Prepare IAS Coaching
Title : 3. Caste Based Census: An Analysis
Date : Nov 24, 2021
Topic à Population related issues
- Although the Union government told the Supreme Court that caste-based data from the 2011 Socio-Economic Caste Census (SECC) was "unusable," the Registrar-General and Census Commissioner of India informed the Standing Committee on Rural Development in 2016 that 98.87 percent of the data on individual caste and religion was "free from errors."
- What is the government's justification for declaring the data "unusable":
- The government estimated that there had been 4,147 castes in 1931, but SECC data shows that there are now over 46 lakh castes. Even if certain castes divide into sub-castes, the total number of sub-castes cannot be exponentially large. • The entire effort was polluted because the data collectors used separate words for the same castes. Many responders, as per the authorities, refused to disclose their castes.
- How have caste statistics been acquired so far:
- While the census enumerators collect data on SC/STs, they do not collect data on other castes.

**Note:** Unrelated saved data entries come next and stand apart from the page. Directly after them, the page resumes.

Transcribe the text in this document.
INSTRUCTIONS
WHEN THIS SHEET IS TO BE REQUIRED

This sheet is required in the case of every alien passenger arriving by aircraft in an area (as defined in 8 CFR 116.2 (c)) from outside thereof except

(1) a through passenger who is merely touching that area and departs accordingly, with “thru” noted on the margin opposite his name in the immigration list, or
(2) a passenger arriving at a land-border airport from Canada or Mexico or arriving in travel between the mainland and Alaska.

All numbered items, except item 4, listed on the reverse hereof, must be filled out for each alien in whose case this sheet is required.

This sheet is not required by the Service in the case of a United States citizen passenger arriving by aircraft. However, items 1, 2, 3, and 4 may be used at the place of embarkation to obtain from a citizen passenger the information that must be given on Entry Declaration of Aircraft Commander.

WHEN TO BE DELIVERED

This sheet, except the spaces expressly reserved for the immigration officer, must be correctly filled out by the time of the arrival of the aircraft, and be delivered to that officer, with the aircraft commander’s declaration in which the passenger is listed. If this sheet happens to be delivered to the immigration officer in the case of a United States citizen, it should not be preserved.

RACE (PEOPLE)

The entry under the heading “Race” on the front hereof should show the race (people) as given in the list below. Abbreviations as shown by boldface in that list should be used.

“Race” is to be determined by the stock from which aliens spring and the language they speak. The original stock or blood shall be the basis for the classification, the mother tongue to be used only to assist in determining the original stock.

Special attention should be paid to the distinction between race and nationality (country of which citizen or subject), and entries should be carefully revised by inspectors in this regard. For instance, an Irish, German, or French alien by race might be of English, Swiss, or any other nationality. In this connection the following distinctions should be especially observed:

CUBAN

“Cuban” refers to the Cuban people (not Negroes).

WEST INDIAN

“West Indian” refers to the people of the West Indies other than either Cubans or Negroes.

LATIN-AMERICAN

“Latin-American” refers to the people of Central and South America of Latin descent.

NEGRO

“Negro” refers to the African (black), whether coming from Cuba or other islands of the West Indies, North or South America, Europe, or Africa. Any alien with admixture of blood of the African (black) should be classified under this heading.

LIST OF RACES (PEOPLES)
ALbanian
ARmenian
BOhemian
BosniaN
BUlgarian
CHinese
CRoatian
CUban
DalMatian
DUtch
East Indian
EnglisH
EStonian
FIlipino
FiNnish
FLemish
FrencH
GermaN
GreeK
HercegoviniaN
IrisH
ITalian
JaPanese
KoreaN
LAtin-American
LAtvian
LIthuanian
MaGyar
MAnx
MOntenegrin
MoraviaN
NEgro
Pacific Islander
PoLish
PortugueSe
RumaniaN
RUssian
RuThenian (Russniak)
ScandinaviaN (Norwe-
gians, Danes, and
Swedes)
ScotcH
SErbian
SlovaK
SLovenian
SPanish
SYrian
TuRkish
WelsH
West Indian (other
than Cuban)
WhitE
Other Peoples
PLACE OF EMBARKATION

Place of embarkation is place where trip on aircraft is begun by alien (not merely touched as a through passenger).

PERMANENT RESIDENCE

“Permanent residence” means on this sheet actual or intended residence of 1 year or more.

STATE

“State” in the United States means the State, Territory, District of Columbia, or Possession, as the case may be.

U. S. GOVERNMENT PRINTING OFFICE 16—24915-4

The most popular method is self-declaration to the enumerator.
- Until date, several states' backward classes commissions performed their own demographic counts to ascertain the amount of backward castes.
- What type of caste information does the Census release:
- Every census in independent India between 1951 and 2011 provided data on Scheduled Castes and Scheduled Tribes, but not on other castes. Until 1931, caste information was recorded in every census.

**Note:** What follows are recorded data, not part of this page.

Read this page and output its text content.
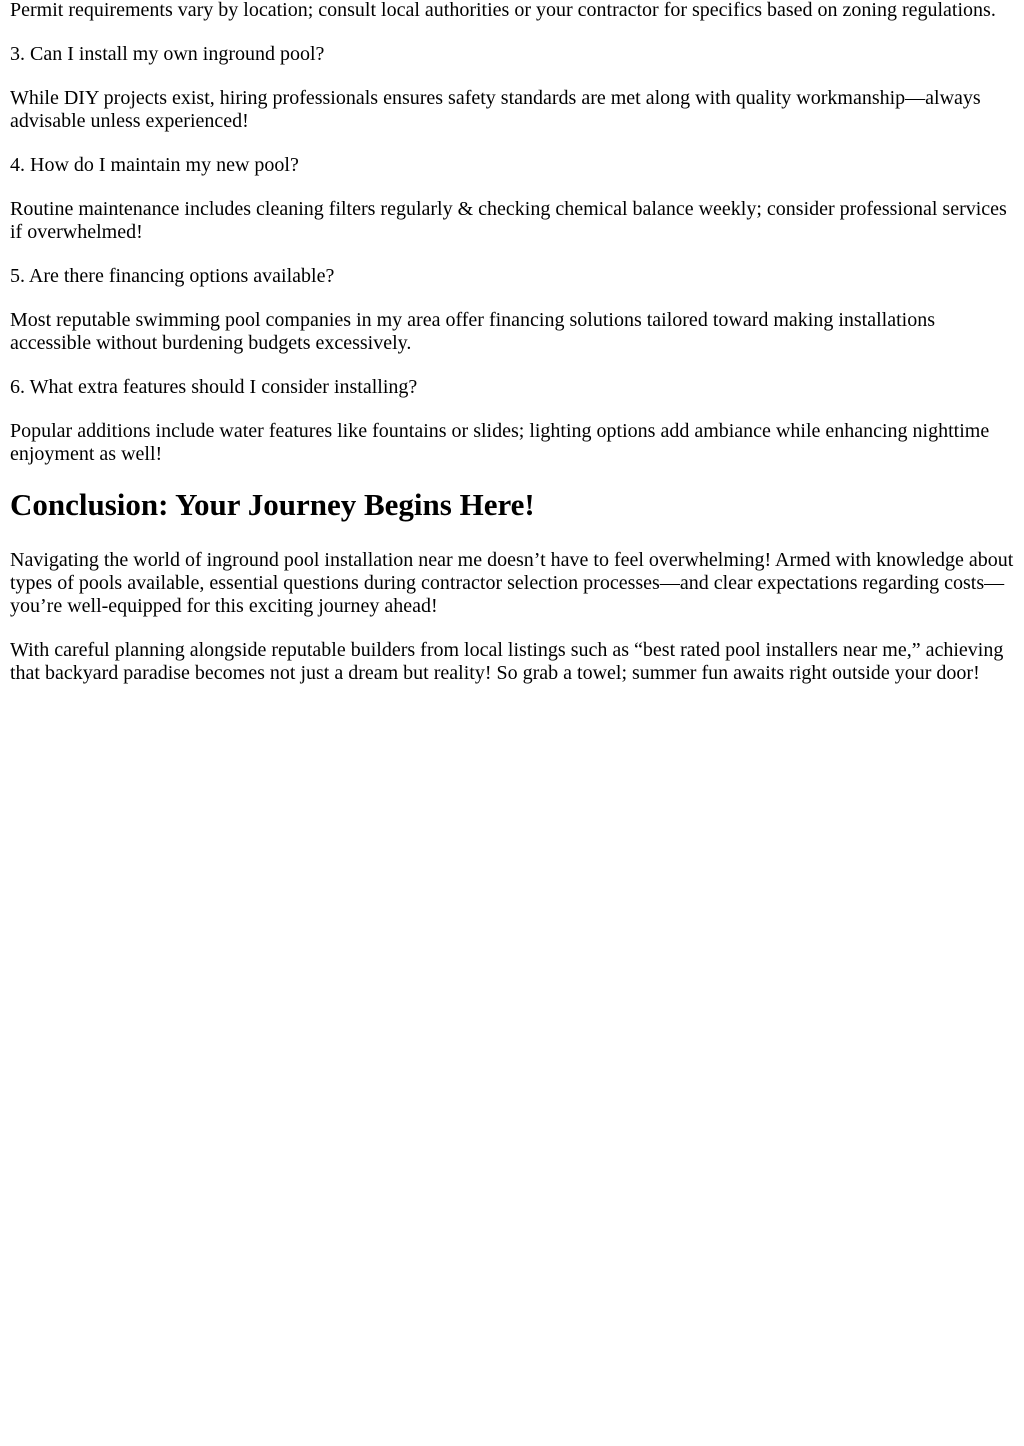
Permit requirements vary by location; consult local authorities or your contractor for specifics based on zoning regulations.

3. Can I install my own inground pool?

While DIY projects exist, hiring professionals ensures safety standards are met along with quality workmanship—always advisable unless experienced!

4. How do I maintain my new pool?

Routine maintenance includes cleaning filters regularly & checking chemical balance weekly; consider professional services if overwhelmed!

5. Are there financing options available?

Most reputable swimming pool companies in my area offer financing solutions tailored toward making installations accessible without burdening budgets excessively.

6. What extra features should I consider installing?

Popular additions include water features like fountains or slides; lighting options add ambiance while enhancing nighttime enjoyment as well!

Conclusion: Your Journey Begins Here!

Navigating the world of inground pool installation near me doesn’t have to feel overwhelming! Armed with knowledge about types of pools available, essential questions during contractor selection processes—and clear expectations regarding costs—you’re well-equipped for this exciting journey ahead!

With careful planning alongside reputable builders from local listings such as “best rated pool installers near me,” achieving that backyard paradise becomes not just a dream but reality! So grab a towel; summer fun awaits right outside your door!
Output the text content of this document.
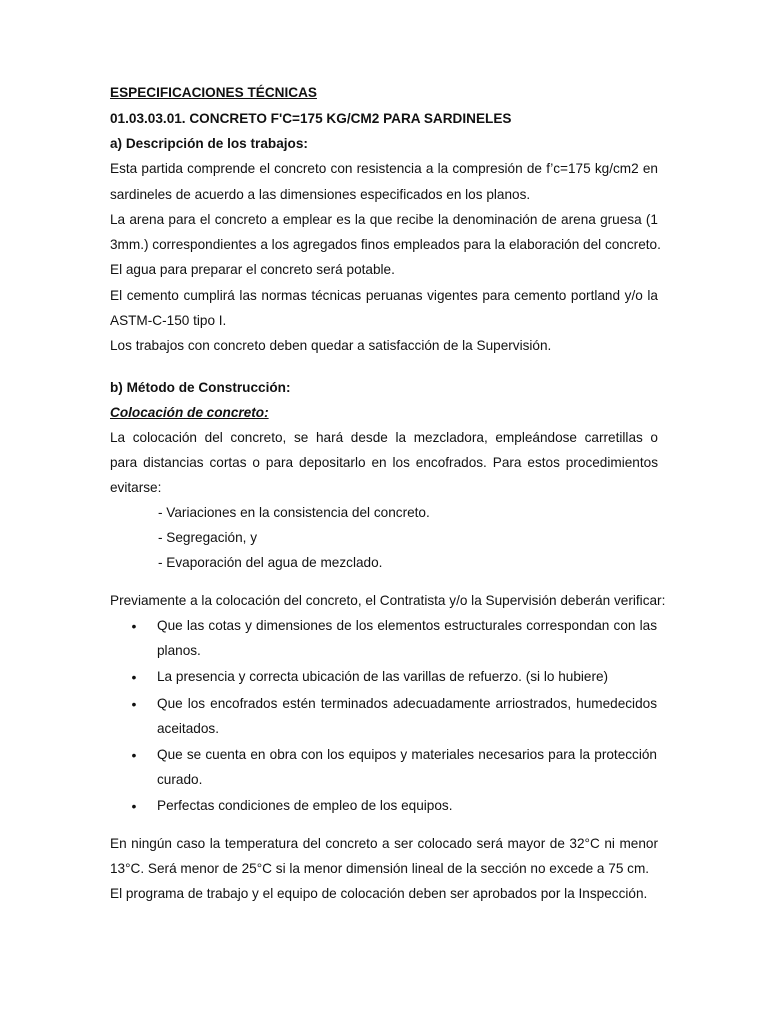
ESPECIFICACIONES TÉCNICAS
01.03.03.01. CONCRETO F'C=175 KG/CM2 PARA SARDINELES
a) Descripción de los trabajos:
Esta partida comprende el concreto con resistencia a la compresión de f’c=175 kg/cm2 en
sardineles de acuerdo a las dimensiones especificados en los planos.
La arena para el concreto a emplear es la que recibe la denominación de arena gruesa (1
3mm.) correspondientes a los agregados finos empleados para la elaboración del concreto.
El agua para preparar el concreto será potable.
El cemento cumplirá las normas técnicas peruanas vigentes para cemento portland y/o la
ASTM-C-150 tipo I.
Los trabajos con concreto deben quedar a satisfacción de la Supervisión.
b) Método de Construcción:
Colocación de concreto:
La colocación del concreto, se hará desde la mezcladora, empleándose carretillas o
para distancias cortas o para depositarlo en los encofrados. Para estos procedimientos
evitarse:
- Variaciones en la consistencia del concreto.
- Segregación, y
- Evaporación del agua de mezclado.
Previamente a la colocación del concreto, el Contratista y/o la Supervisión deberán verificar:
• Que las cotas y dimensiones de los elementos estructurales correspondan con las
planos.
• La presencia y correcta ubicación de las varillas de refuerzo. (si lo hubiere)
• Que los encofrados estén terminados adecuadamente arriostrados, humedecidos
aceitados.
• Que se cuenta en obra con los equipos y materiales necesarios para la protección
curado.
• Perfectas condiciones de empleo de los equipos.
En ningún caso la temperatura del concreto a ser colocado será mayor de 32°C ni menor
13°C. Será menor de 25°C si la menor dimensión lineal de la sección no excede a 75 cm.
El programa de trabajo y el equipo de colocación deben ser aprobados por la Inspección.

- What is the purpose of SECC 2011:
- The 2011 Socio-Economic Caste Census was a humongous endeavour to collect data on diverse communities' socio-economic condition.
- It was divided into two sections: a survey of rural and urban households and their classification based on predetermined variables, and a caste census.
- Only the details of people's economic circumstances in rural and urban areas, however, were made public. The caste statistics has yet to be released.
- What's the difference between the Census and the SECC:
- Because the Census is controlled by the Census Act of 1948, all data are considered private, whereas the SECC collects personal information that can be used by government departments to grant or deny benefits to households.
- Knowing the exact population of each caste would help adapt the reservation policy so that everyone is fairly represented.
- It's probable that some people will get the shivers, leading to requests for higher or distinct quotas.
- It has been suggested that just labelling someone as belonging to a particular caste helps to keep the system in place.